No Ramal dos Pinheiros, em Rodrigues Alves, o Deracre executou 7,7 quilômetros de serviços para melhorar o acesso de cerca de 30 famílias. As equipes retiraram pontos críticos, fizeram limpeza e drenagem, desobstruíram bueiros e executaram aterros. Pela estrada passam moradores, estudantes e a produção das propriedades.
A governadora Mailza Assis destacou o trabalho realizado nos ramais de Rodrigues Alves e a importância de manter esses acessos em melhores condições para as comunidades rurais.
“Eu vim trabalhar, vim dar aula com a minha irmã, que também era professora. Comecei dando aula para as crianças. Agora eu tô fora da sala e já tô completando 29 anos de sala de aula. Naquela época eu dava aula no ramal. Saía cedo, a pé, e voltava com os meninos, porque tinha criança daqui e de lá.”
Hoje, Leide continua na comunidade. Na propriedade, cria porcos e mantém sua produção. O mesmo ramal por onde caminhava para chegar à escola é usado para sair de casa, levar o que produz e chegar à cidade.
Ela acompanha o trabalho do Deracre e fala do que vê no caminho:
“Eu moro aqui há 23 anos e já vi muita coisa mudar. Hoje, quando o Deracre entra e melhora o ramal, a gente sente a diferença. Fica melhor para passar, para sair daqui e principalmente para levar a produção. Para quem mora no ramal, isso é muito importante.”
Maria Amélia e os anos no sítio
Maria Amélia Borges da Silva chegou à região em 1992, acompanhando o marido, Sérgio. Quando os dois chegaram, a mata ocupava os dois lados da estrada. Começaram a trabalhar na terra, plantando feijão e tabaco e criando gado.
“Quando a gente chegou aqui, só era mata. Do outro lado também era mata. Só tinha um roçado que o pessoal tinha feito. Aí brocaram o roçado e plantaram.”
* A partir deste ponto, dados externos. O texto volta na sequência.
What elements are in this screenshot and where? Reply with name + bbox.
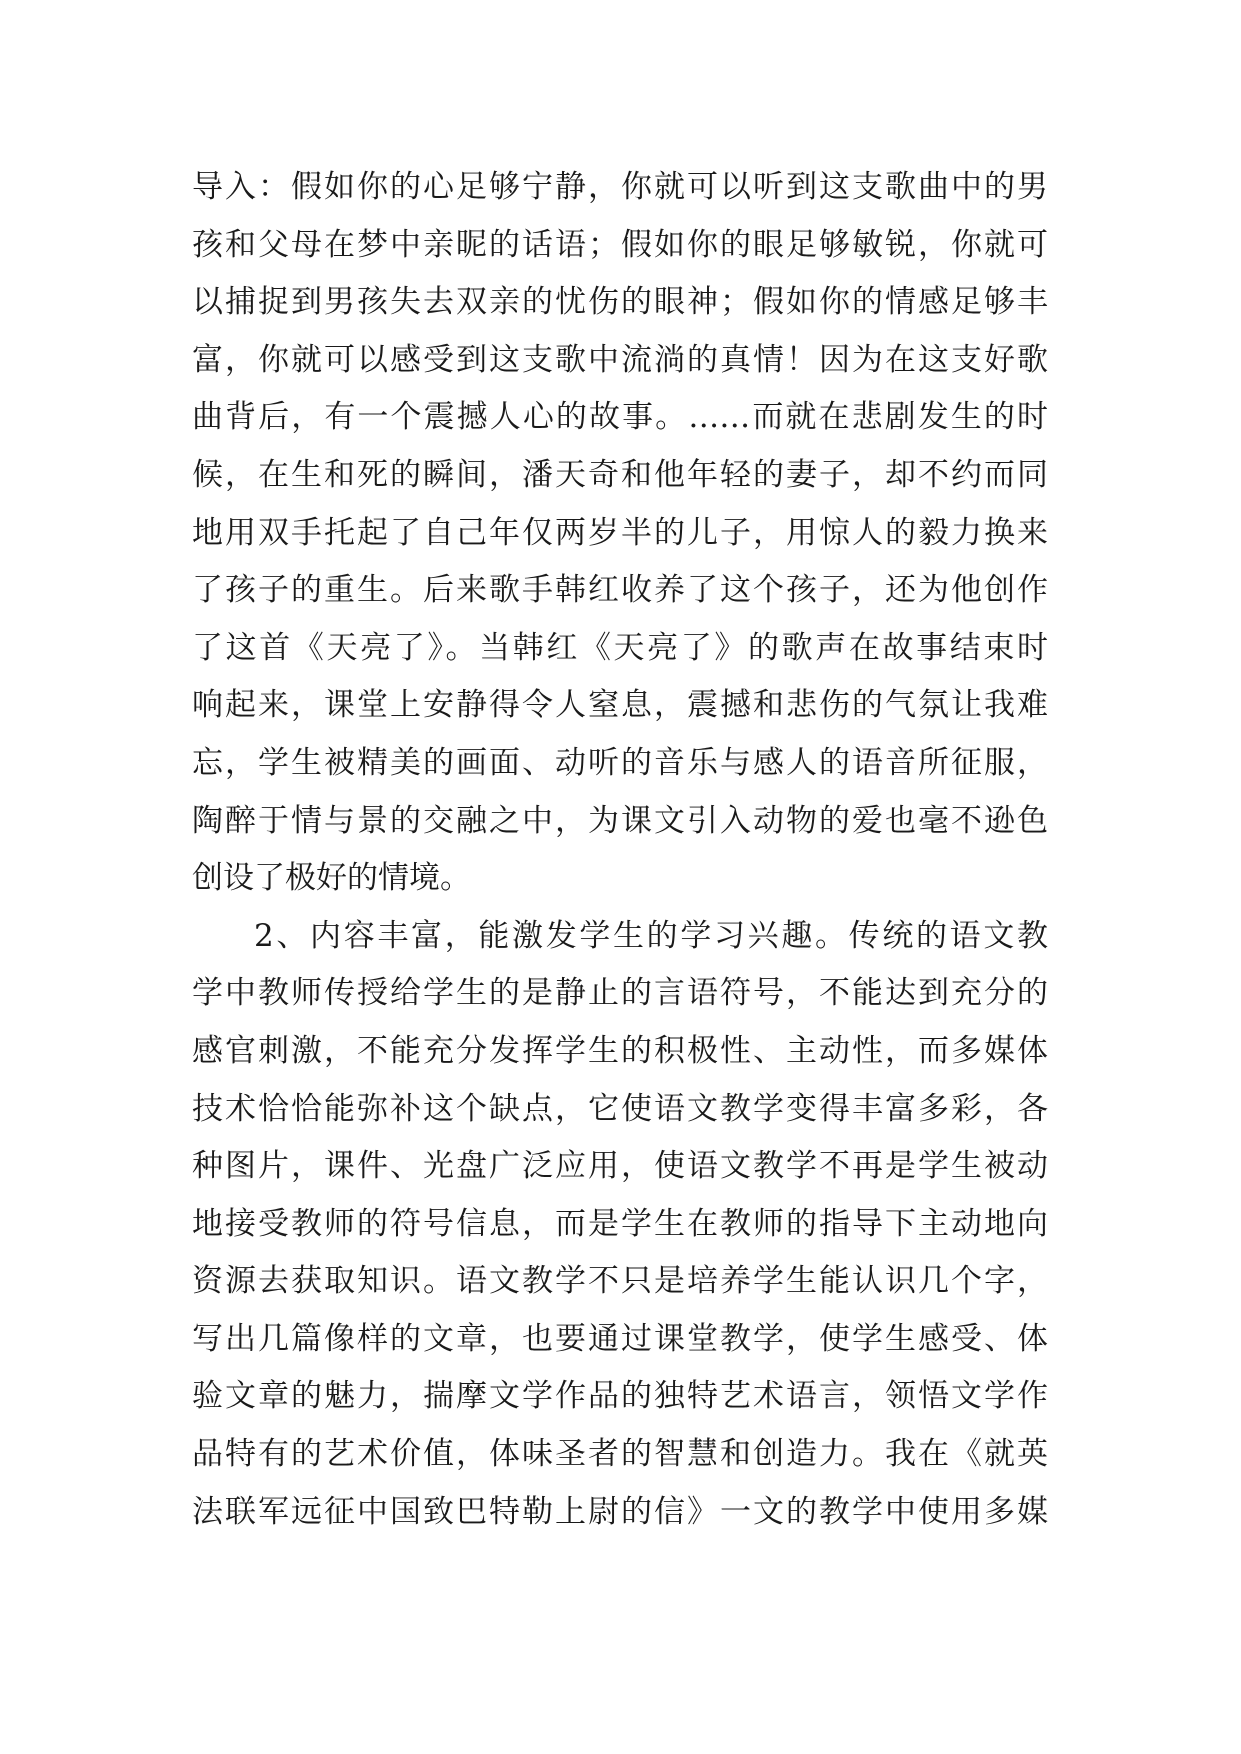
paragraph-end-line: 创设了极好的情境。 bbox=[192, 860, 471, 897]
text-line: 资源去获取知识。语文教学不只是培养学生能认识几个字， bbox=[192, 1263, 1048, 1300]
text-line: 验文章的魅力，揣摩文学作品的独特艺术语言，领悟文学作 bbox=[192, 1378, 1048, 1415]
text-line: 地接受教师的符号信息，而是学生在教师的指导下主动地向 bbox=[192, 1205, 1048, 1242]
text-line: 感官刺激，不能充分发挥学生的积极性、主动性，而多媒体 bbox=[192, 1032, 1048, 1069]
text-line: 了这首《天亮了》。当韩红《天亮了》的歌声在故事结束时 bbox=[192, 629, 1048, 666]
paragraph-start-line: 2、内容丰富，能激发学生的学习兴趣。传统的语文教 bbox=[254, 917, 1048, 954]
text-line: 曲背后，有一个震撼人心的故事。……而就在悲剧发生的时 bbox=[192, 399, 1048, 436]
text-line: 地用双手托起了自己年仅两岁半的儿子，用惊人的毅力换来 bbox=[192, 514, 1048, 551]
text-line: 学中教师传授给学生的是静止的言语符号，不能达到充分的 bbox=[192, 975, 1048, 1012]
text-line: 忘，学生被精美的画面、动听的音乐与感人的语音所征服， bbox=[192, 744, 1048, 781]
text-line: 以捕捉到男孩失去双亲的忧伤的眼神；假如你的情感足够丰 bbox=[192, 284, 1048, 321]
body-text bbox=[192, 159, 1048, 1541]
text-line: 孩和父母在梦中亲昵的话语；假如你的眼足够敏锐，你就可 bbox=[192, 226, 1048, 263]
text-line: 技术恰恰能弥补这个缺点，它使语文教学变得丰富多彩，各 bbox=[192, 1090, 1048, 1127]
text-line: 候，在生和死的瞬间，潘天奇和他年轻的妻子，却不约而同 bbox=[192, 456, 1048, 493]
text-line: 响起来，课堂上安静得令人窒息，震撼和悲伤的气氛让我难 bbox=[192, 687, 1048, 724]
text-line: 种图片，课件、光盘广泛应用，使语文教学不再是学生被动 bbox=[192, 1148, 1048, 1185]
text-line: 品特有的艺术价值，体味圣者的智慧和创造力。我在《就英 bbox=[192, 1436, 1048, 1473]
text-line: 法联军远征中国致巴特勒上尉的信》一文的教学中使用多媒 bbox=[192, 1493, 1048, 1530]
text-line: 了孩子的重生。后来歌手韩红收养了这个孩子，还为他创作 bbox=[192, 572, 1048, 609]
text-line: 写出几篇像样的文章，也要通过课堂教学，使学生感受、体 bbox=[192, 1320, 1048, 1357]
text-line: 富，你就可以感受到这支歌中流淌的真情！因为在这支好歌 bbox=[192, 341, 1048, 378]
text-line: 导入：假如你的心足够宁静，你就可以听到这支歌曲中的男 bbox=[192, 169, 1048, 205]
text-line: 陶醉于情与景的交融之中，为课文引入动物的爱也毫不逊色 bbox=[192, 802, 1048, 839]
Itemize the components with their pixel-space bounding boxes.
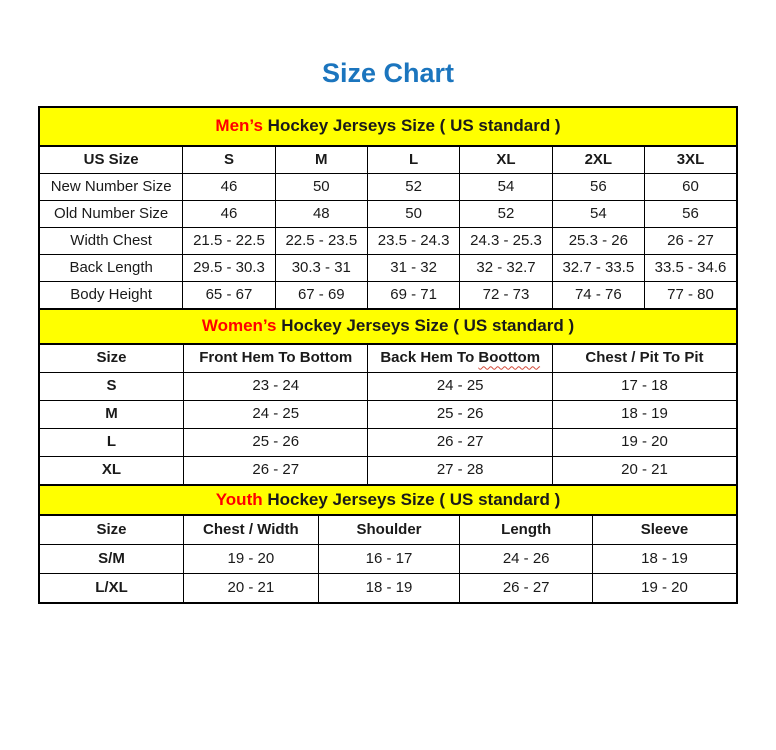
size-chart-page: [38, 58, 738, 604]
youth-header-chest-width: Chest / Width: [183, 515, 318, 545]
youth-banner: [39, 485, 737, 515]
mens-cell-width-chest-l: 23.5 - 24.3: [367, 228, 459, 255]
mens-cell-body-height-s: 65 - 67: [183, 282, 275, 310]
youth-cell-l-xl-sleeve: 19 - 20: [592, 574, 737, 604]
youth-header-sleeve: Sleeve: [592, 515, 737, 545]
womens-cell-m-chest-pit-to-pit: 18 - 19: [552, 401, 737, 429]
youth-row-label-l-xl: L/XL: [39, 574, 183, 604]
youth-row-s-m: [39, 545, 737, 574]
womens-header-size: Size: [39, 344, 183, 373]
youth-header-length: Length: [460, 515, 593, 545]
mens-cell-old-number-size-m: 48: [275, 201, 367, 228]
womens-row-label-l: L: [39, 429, 183, 457]
mens-cell-back-length-m: 30.3 - 31: [275, 255, 367, 282]
mens-header-m: M: [275, 146, 367, 174]
mens-cell-old-number-size-s: 46: [183, 201, 275, 228]
mens-row-new-number-size: [39, 174, 737, 201]
youth-cell-s-m-sleeve: 18 - 19: [592, 545, 737, 574]
mens-row-label-width-chest: Width Chest: [39, 228, 183, 255]
youth-banner-text: Hockey Jerseys Size ( US standard ): [262, 489, 561, 509]
womens-row-m: [39, 401, 737, 429]
size-tables: [38, 106, 738, 604]
youth-banner-highlight: Youth: [215, 489, 263, 509]
mens-header-xl: XL: [460, 146, 552, 174]
youth-header-shoulder: Shoulder: [318, 515, 460, 545]
mens-row-body-height: [39, 282, 737, 310]
mens-row-label-new-number-size: New Number Size: [39, 174, 183, 201]
mens-cell-back-length-2xl: 32.7 - 33.5: [552, 255, 644, 282]
womens-banner-text: Hockey Jerseys Size ( US standard ): [276, 316, 575, 336]
womens-cell-xl-front-hem-to-bottom: 26 - 27: [183, 457, 367, 486]
mens-cell-new-number-size-3xl: 60: [645, 174, 738, 201]
mens-cell-width-chest-m: 22.5 - 23.5: [275, 228, 367, 255]
youth-cell-s-m-length: 24 - 26: [460, 545, 593, 574]
mens-cell-new-number-size-xl: 54: [460, 174, 552, 201]
mens-row-back-length: [39, 255, 737, 282]
mens-header-s: S: [183, 146, 275, 174]
mens-banner-row: [39, 107, 737, 146]
mens-header-us-size: US Size: [39, 146, 183, 174]
mens-cell-back-length-xl: 32 - 32.7: [460, 255, 552, 282]
womens-cell-l-back-hem-to-boottom: 26 - 27: [368, 429, 552, 457]
womens-header-row: [39, 344, 737, 373]
mens-header-3xl: 3XL: [645, 146, 738, 174]
womens-cell-m-back-hem-to-boottom: 25 - 26: [368, 401, 552, 429]
youth-header-size: Size: [39, 515, 183, 545]
womens-cell-m-front-hem-to-bottom: 24 - 25: [183, 401, 367, 429]
youth-cell-l-xl-chest-width: 20 - 21: [183, 574, 318, 604]
mens-banner-highlight: Men’s: [215, 116, 263, 136]
mens-cell-old-number-size-2xl: 54: [552, 201, 644, 228]
mens-banner: [39, 107, 737, 146]
mens-cell-body-height-xl: 72 - 73: [460, 282, 552, 310]
mens-cell-width-chest-3xl: 26 - 27: [645, 228, 738, 255]
youth-size-table: [38, 484, 738, 604]
womens-banner: [39, 309, 737, 344]
womens-cell-s-back-hem-to-boottom: 24 - 25: [368, 373, 552, 401]
youth-cell-s-m-shoulder: 16 - 17: [318, 545, 460, 574]
youth-cell-l-xl-length: 26 - 27: [460, 574, 593, 604]
youth-cell-s-m-chest-width: 19 - 20: [183, 545, 318, 574]
mens-cell-new-number-size-m: 50: [275, 174, 367, 201]
youth-banner-row: [39, 485, 737, 515]
mens-cell-old-number-size-xl: 52: [460, 201, 552, 228]
mens-header-2xl: 2XL: [552, 146, 644, 174]
womens-row-label-xl: XL: [39, 457, 183, 486]
mens-cell-body-height-3xl: 77 - 80: [645, 282, 738, 310]
mens-cell-new-number-size-l: 52: [367, 174, 459, 201]
mens-cell-old-number-size-l: 50: [367, 201, 459, 228]
mens-size-table: [38, 106, 738, 310]
misspelled-word: Boottom: [478, 349, 541, 367]
youth-row-l-xl: [39, 574, 737, 604]
youth-cell-l-xl-shoulder: 18 - 19: [318, 574, 460, 604]
youth-row-label-s-m: S/M: [39, 545, 183, 574]
page-title: Size Chart: [321, 58, 455, 88]
womens-cell-s-front-hem-to-bottom: 23 - 24: [183, 373, 367, 401]
mens-header-l: L: [367, 146, 459, 174]
womens-header-front-hem-to-bottom: Front Hem To Bottom: [183, 344, 367, 373]
womens-banner-row: [39, 309, 737, 344]
womens-row-s: [39, 373, 737, 401]
womens-cell-l-chest-pit-to-pit: 19 - 20: [552, 429, 737, 457]
mens-cell-width-chest-s: 21.5 - 22.5: [183, 228, 275, 255]
mens-row-label-back-length: Back Length: [39, 255, 183, 282]
mens-cell-new-number-size-2xl: 56: [552, 174, 644, 201]
mens-cell-width-chest-2xl: 25.3 - 26: [552, 228, 644, 255]
womens-row-xl: [39, 457, 737, 486]
womens-header-chest-pit-to-pit: Chest / Pit To Pit: [552, 344, 737, 373]
mens-cell-width-chest-xl: 24.3 - 25.3: [460, 228, 552, 255]
mens-row-old-number-size: [39, 201, 737, 228]
womens-cell-xl-chest-pit-to-pit: 20 - 21: [552, 457, 737, 486]
mens-cell-body-height-2xl: 74 - 76: [552, 282, 644, 310]
womens-banner-highlight: Women’s: [201, 316, 277, 336]
womens-cell-xl-back-hem-to-boottom: 27 - 28: [368, 457, 552, 486]
mens-row-label-body-height: Body Height: [39, 282, 183, 310]
mens-header-row: [39, 146, 737, 174]
mens-cell-back-length-s: 29.5 - 30.3: [183, 255, 275, 282]
mens-cell-body-height-m: 67 - 69: [275, 282, 367, 310]
mens-cell-back-length-3xl: 33.5 - 34.6: [645, 255, 738, 282]
mens-cell-new-number-size-s: 46: [183, 174, 275, 201]
mens-cell-old-number-size-3xl: 56: [645, 201, 738, 228]
mens-cell-body-height-l: 69 - 71: [367, 282, 459, 310]
mens-cell-back-length-l: 31 - 32: [367, 255, 459, 282]
womens-row-label-s: S: [39, 373, 183, 401]
mens-banner-text: Hockey Jerseys Size ( US standard ): [262, 116, 561, 136]
womens-size-table: [38, 308, 738, 486]
mens-row-width-chest: [39, 228, 737, 255]
mens-row-label-old-number-size: Old Number Size: [39, 201, 183, 228]
womens-cell-s-chest-pit-to-pit: 17 - 18: [552, 373, 737, 401]
womens-row-label-m: M: [39, 401, 183, 429]
womens-header-back-hem-to-boottom: Back Hem To Boottom: [368, 344, 552, 373]
womens-cell-l-front-hem-to-bottom: 25 - 26: [183, 429, 367, 457]
womens-row-l: [39, 429, 737, 457]
youth-header-row: [39, 515, 737, 545]
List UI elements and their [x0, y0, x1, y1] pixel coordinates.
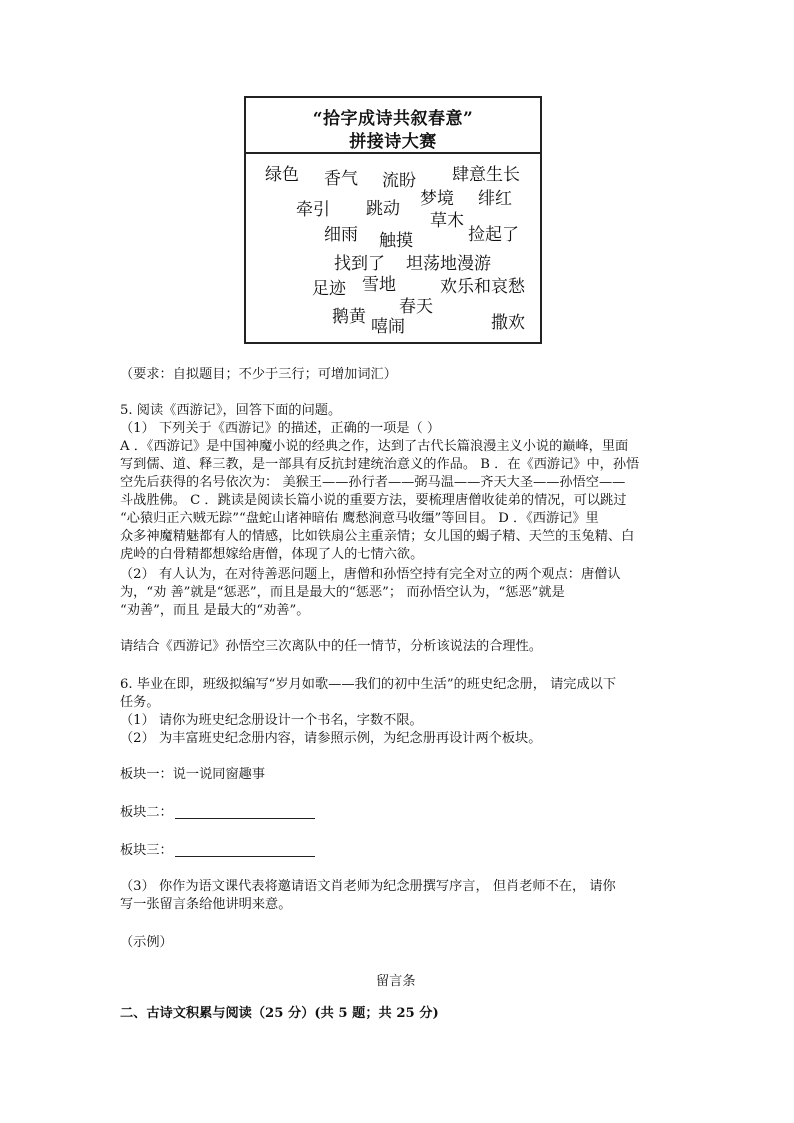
q5-sub2-line: 为，“劝 善”就是“惩恶”，而且是最大的“惩恶”； 而孙悟空认为，“惩恶”就是 — [120, 585, 565, 600]
word-chip: 肆意生长 — [452, 165, 520, 185]
q5-option-line: A ．《西游记》是中国神魔小说的经典之作，达到了古代长篇浪漫主义小说的巅峰，里面 — [120, 439, 629, 454]
poster-subtitle: 拼接诗大赛 — [349, 132, 437, 152]
word-chip: 鹅黄 — [332, 307, 366, 327]
q5-prompt: 请结合《西游记》孙悟空三次离队中的任一情节，分析该说法的合理性。 — [120, 639, 542, 654]
block-two-blank[interactable] — [175, 804, 315, 819]
q5-option-line: 斗战胜佛。 C ．跳读是阅读长篇小说的重要方法，要梳理唐僧收徒弟的情况，可以跳过 — [120, 493, 627, 508]
q6-sub3-cont: 写一张留言条给他讲明来意。 — [120, 897, 292, 912]
word-chip: 撒欢 — [491, 313, 525, 333]
q5-option-line: 众多神魔精魅都有人的情感，比如铁扇公主重亲情；女儿国的蝎子精、天竺的玉兔精、白 — [120, 529, 635, 544]
q5-option-line: “心猿归正六贼无踪”“盘蛇山诸神暗佑 鹰愁涧意马收缰”等回目。 D ．《西游记》里 — [120, 511, 599, 526]
block-three-row — [120, 842, 315, 860]
word-chip: 足迹 — [312, 279, 346, 299]
q5-sub2-line: （2） 有人认为，在对待善恶问题上，唐僧和孙悟空持有完全对立的两个观点：唐僧认 — [120, 567, 621, 582]
word-chip: 绿色 — [265, 165, 299, 185]
note-title: 留言条 — [376, 974, 416, 989]
word-chip: 春天 — [399, 297, 433, 317]
block-three-blank[interactable] — [175, 842, 315, 857]
word-chip: 细雨 — [324, 225, 358, 245]
word-chip: 草木 — [430, 211, 464, 231]
word-chip: 找到了 — [334, 254, 385, 274]
word-chip: 雪地 — [362, 275, 396, 295]
word-chip: 香气 — [324, 169, 358, 189]
q6-sub1: （1） 请你为班史纪念册设计一个书名，字数不限。 — [120, 713, 423, 728]
block-one: 板块一：说一说同窗趣事 — [120, 767, 266, 782]
q5-option-line: 写到儒、道、释三教，是一部具有反抗封建统治意义的作品。 B ．在《西游记》中，孙悟 — [120, 457, 640, 472]
word-chip: 流盼 — [382, 171, 416, 191]
q6-heading: 6. 毕业在即，班级拟编写“岁月如歌——我们的初中生活”的班史纪念册， 请完成以下 — [120, 677, 617, 692]
section-heading: 二、古诗文积累与阅读（25 分）(共 5 题；共 25 分) — [120, 1006, 439, 1021]
word-chip: 捡起了 — [468, 225, 519, 245]
word-chip: 绯红 — [478, 189, 512, 209]
q5-option-line: 空先后获得的名号依次为： 美猴王——孙行者——弼马温——齐天大圣——孙悟空—— — [120, 475, 626, 490]
block-three-label: 板块三： — [120, 843, 173, 858]
example-label: （示例） — [120, 935, 173, 950]
q6-sub3: （3） 你作为语文课代表将邀请语文肖老师为纪念册撰写序言， 但肖老师不在， 请你 — [120, 879, 616, 894]
word-chip: 嘻闹 — [371, 317, 405, 337]
word-chip: 坦荡地漫游 — [406, 254, 491, 274]
requirement-note: （要求：自拟题目；不少于三行；可增加词汇） — [120, 367, 397, 382]
q5-sub2-line: “劝善”，而且 是最大的“劝善”。 — [120, 603, 310, 618]
word-chip: 跳动 — [366, 199, 400, 219]
word-chip: 触摸 — [379, 231, 413, 251]
word-chip: 欢乐和哀愁 — [440, 277, 525, 297]
block-two-label: 板块二： — [120, 805, 173, 820]
poster-title: “拾字成诗共叙春意” — [312, 109, 474, 129]
block-two-row — [120, 804, 315, 822]
q5-sub1: （1） 下列关于《西游记》的描述，正确的一项是（ ） — [120, 421, 441, 436]
poster-header — [246, 98, 540, 154]
poster-box — [244, 96, 542, 344]
word-chip: 梦境 — [420, 189, 454, 209]
q5-option-line: 虎岭的白骨精都想嫁给唐僧，体现了人的七情六欲。 — [120, 547, 424, 562]
q5-heading: 5. 阅读《西游记》，回答下面的问题。 — [120, 403, 342, 418]
word-chip: 牵引 — [296, 200, 330, 220]
q6-sub2: （2） 为丰富班史纪念册内容，请参照示例，为纪念册再设计两个板块。 — [120, 731, 542, 746]
q6-heading-cont: 任务。 — [120, 695, 160, 710]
A estrada foi melhorando com o passar dos anos. Maria Amélia lembra de quando o acesso era uma passagem estreita.
“Era muito difícil pra cá. Depois foi melhorando, foram abrindo a estrada. Já tinha estrada, mas era só uma picada, era só estreita. E estamos até hoje.”
Mais de três décadas depois, Maria Amélia continua no sítio. Tem casa na cidade, mas fica poucos dias antes de voltar.
“Nós temos casa na cidade, mas a gente vai pra lá, passa uns diazinho e volta de novo. A gente gosta da vida do campo. A gente nasceu e se criou no campo. Fora a paz, né?”
Hoje, as equipes do Deracre trabalham no caminho que Maria Amélia conhece desde que chegou à região. Ela acompanha o serviço e vê a melhoria no acesso da propriedade.
“A gente já passou por muita dificuldade nesse caminho. Hoje a gente vê o Deracre trabalhando aqui e fica contente, porque melhora para nós que moramos no sítio. Quando a estrada fica melhor, fica mais fácil sair, trazer as coisas e continuar trabalhando aqui.”
Maria Amélia continua no sítio. A casa na cidade existe, mas é para lá que ela volta depois de alguns dias. O caminho até a propriedade, conhecido por ela desde 1992, hoje recebe o trabalho do Deracre.